Using s for the distance fallen we can translate Galileo's statement as follows:

t = s / [ (vf + v0)/2 ].

A ball dropped from rest will have position function s = .5 a t^2; since a = 32 ft/s^2 we have s = 16 t^2.

We assume that the time of fall is t. Then using Galilieo's assumption we show that they are consistent with the result we get from s = 16 t^2.

If an object is dropped from rest and falls for time t it will reach velocity vf = a t = 32 t. So the average of its initial and final velocities will be (vf + v0) / 2 = (32 t + 0) / 2 = 16 t.

The distance fallen is s = 16 t^2.

The time to fall distance s = 16 t^2 at average velocity 16 t is s / t = 16 t^2 / (16 t) = t, which agrees with the time the object was allowed to fall.

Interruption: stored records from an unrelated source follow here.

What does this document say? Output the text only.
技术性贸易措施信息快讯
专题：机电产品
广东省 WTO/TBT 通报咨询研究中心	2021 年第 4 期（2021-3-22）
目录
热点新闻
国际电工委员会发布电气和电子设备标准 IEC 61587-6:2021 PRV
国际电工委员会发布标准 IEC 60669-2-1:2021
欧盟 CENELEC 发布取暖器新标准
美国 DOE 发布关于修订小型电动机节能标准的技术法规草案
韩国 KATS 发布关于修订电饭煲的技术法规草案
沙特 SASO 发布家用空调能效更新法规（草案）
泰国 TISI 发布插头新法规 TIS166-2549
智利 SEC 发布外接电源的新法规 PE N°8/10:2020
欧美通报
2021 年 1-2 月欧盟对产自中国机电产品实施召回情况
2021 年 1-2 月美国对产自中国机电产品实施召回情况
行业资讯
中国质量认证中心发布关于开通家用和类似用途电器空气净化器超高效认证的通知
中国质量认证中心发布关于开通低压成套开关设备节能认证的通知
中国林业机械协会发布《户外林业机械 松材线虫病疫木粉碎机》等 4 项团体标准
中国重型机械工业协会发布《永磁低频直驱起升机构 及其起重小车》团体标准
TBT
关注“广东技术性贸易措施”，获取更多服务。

A numerical example for a given s:

When s = 100, then, t is the positive solution to 100 = 16 t^2. This solution is t = 2.5.

The velocity function is v = a t. We have to find v when s = 100. When s = 100, we have t = 2.5, as just seen. So v = a t = 32 * 2.5 = 80, representing 80 ft/sec.

Now we know that s = 100, vf = 80 and v0=0. Substituting into t = s / [ (vf + v0)/2 ] we get t = 100 / [ (80 + 0) / 2 ] = 100 / 40 = 2.5.

This agrees with the t we got using s = .5 a t^2.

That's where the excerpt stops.